My cousin Elizabeth, who until this year I rarely saw but with whom I had had a black sheep’s bond, died just before our departure date. It had seemed like the bone marrow transplant was a success and then she had fallen apart, wound up on a respirator not in the city but in Westchester near her tight family’s little Scarsdale world. Died on a respirator after saying she would not be well for she wanted to die, because of the things they had done to her.

I went to Scarsdale for the funeral, where not long ago I had gone for my uncle’s funeral, a big stone Episcopal church that actually had a British Union Jack flag draped off to the side of a tidy stone alter, and where they read from the Book of Common Prayer, which we knew was so British, and it reminder me of childhood in the New Hampshire summers, this church where my brother and I took up the collection and where they would actually sing God Save the King. These people.

It also reminded me of life outside the family. Once Nana has told me that Aunt Marjorie had had a bad experience for there was a problem in her church. At a Scarsdale country club a boy one of the girls had invited to a dance was asked to leave when it was discovered he was Jewish. Later I heard the story from his perspective, for I later discovered it had been my old friend, the brilliant Walter Karp. The problem for Aunt Marjorie was that her Episcopal minister had criticized the country club, and so the parishioners has had him removed.

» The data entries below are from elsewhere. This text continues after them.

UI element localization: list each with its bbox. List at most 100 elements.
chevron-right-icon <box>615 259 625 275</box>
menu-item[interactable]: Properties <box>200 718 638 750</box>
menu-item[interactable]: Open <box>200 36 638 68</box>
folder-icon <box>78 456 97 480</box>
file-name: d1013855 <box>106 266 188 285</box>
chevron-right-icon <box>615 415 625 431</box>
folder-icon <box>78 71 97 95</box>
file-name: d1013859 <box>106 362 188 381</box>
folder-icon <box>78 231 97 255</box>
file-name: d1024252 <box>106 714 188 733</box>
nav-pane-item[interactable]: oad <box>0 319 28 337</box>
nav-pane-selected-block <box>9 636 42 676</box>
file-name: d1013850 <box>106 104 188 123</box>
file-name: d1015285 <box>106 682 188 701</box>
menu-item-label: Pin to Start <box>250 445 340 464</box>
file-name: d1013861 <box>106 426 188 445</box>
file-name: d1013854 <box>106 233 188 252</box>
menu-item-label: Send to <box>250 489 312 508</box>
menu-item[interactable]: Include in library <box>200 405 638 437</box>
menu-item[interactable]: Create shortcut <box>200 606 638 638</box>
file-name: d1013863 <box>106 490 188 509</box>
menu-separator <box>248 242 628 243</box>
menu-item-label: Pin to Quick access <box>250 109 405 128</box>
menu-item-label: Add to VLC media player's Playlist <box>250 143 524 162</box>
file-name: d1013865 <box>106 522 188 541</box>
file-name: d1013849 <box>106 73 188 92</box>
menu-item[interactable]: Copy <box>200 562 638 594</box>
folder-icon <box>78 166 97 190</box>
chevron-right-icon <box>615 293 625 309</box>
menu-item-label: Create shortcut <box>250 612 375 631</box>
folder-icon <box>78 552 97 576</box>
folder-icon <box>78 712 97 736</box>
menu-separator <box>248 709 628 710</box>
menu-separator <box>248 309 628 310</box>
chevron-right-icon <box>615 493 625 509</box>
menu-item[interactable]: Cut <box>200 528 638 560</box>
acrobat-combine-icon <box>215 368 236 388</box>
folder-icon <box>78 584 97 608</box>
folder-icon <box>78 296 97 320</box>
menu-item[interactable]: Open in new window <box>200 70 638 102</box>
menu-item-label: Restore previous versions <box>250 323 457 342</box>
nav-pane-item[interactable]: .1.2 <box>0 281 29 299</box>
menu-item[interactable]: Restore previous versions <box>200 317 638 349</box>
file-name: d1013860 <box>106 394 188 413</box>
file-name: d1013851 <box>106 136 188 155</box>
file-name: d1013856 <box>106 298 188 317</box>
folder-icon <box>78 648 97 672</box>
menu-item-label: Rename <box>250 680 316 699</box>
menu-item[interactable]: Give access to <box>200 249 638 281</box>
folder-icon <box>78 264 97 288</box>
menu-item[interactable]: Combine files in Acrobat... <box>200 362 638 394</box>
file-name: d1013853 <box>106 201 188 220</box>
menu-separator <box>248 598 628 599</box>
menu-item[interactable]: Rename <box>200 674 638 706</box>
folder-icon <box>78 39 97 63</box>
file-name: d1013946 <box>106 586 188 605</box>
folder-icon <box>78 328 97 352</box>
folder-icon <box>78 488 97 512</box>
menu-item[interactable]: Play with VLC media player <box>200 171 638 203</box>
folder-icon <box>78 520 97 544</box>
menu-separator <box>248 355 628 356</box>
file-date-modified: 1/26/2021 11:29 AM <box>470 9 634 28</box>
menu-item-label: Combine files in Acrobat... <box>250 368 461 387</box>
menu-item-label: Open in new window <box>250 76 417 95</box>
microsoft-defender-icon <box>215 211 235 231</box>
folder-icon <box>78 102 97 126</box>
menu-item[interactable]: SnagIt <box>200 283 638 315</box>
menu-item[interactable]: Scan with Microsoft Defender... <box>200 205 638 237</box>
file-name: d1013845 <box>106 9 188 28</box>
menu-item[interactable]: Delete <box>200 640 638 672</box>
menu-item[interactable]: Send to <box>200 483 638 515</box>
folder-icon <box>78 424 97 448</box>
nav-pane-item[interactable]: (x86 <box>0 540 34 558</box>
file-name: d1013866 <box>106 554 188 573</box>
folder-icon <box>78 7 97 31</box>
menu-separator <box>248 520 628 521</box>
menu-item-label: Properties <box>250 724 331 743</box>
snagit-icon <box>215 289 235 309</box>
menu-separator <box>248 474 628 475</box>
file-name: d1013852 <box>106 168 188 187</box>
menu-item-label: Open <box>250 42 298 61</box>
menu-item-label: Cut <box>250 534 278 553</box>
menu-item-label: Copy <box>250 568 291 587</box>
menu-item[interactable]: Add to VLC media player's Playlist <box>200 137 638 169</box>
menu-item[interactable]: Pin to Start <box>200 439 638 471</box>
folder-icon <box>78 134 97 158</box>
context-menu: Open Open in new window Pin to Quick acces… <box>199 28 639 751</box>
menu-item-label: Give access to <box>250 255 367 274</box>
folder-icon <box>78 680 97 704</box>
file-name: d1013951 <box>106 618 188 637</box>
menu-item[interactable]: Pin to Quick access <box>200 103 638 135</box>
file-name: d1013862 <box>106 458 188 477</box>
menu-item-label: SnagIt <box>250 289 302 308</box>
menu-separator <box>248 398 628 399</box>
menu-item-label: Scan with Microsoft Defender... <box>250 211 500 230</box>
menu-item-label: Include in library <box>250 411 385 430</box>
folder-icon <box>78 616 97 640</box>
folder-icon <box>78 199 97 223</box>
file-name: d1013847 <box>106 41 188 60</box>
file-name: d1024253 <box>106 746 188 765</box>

After the church service everyone went first to Elizabeth’s mother’s house for drinks and hors d'oeuvres. Aunt Marjorie pointed out that this had nothing to in common with the wakes that other sorts of people, like Irish and Italians, staged. My wife was there. She had appeared at the church. We had been Elizabeth’s friends. This was first time I had seen Mary since that violent night in Chelsea. But she decided not to go along in a limousine caravan to a sprawling Brooklyn cemetery where, it was constantly pointed out, prominent people were buried, and where Elizabeth’s three little children looked like children who had been left by the side of road.

I hardly paid attention to these children, however, as if they had nothing to do with me.

I had gone 36 hours without sleep by then for I wanted to get the island plan right, more for possible publication than for this immediate sojourn, before we left. I went back to Chelsea to sleep to a few hours, and then met Amy at the airport.

Cousin Elizabeth dead. The others still alive, except for Cousin Paul who had been killed a few years back, The others still alive but, I thought, but in precarious lives. Cousin
Richard back drugged our and sexed and back from California to spend the rest of his life with his mother. Lawrence, whose theatrical ventures were getting more and more precious, Jonathan always on the verge of being caught out , because of his kleptomania, even though he had a PhD now and had once been an Eagle Scout.

I knew without knowing exactly how I knew, that Elizabeth’s death was only one of many death’s looming. And I kept thinking, even as circumstances seemed so different, of death in the air. My twin brother had sent me a letter suggesting I give up everything and find a dull job because I should remember that we had nearly 30 years left to live. Peter always had it figured out. Fifty years when we were 21. Then for a time 40 years, and now 30 years, and the time shrinking fast.

Was that what I had to fight? That in the family I came from, as made clear in the present by Peter, death had always near.

And I did not feel depressed. No clear path ahead, nothing like what I would have predicted, but nonetheless alive and invigorated, as in a dash to outrace death.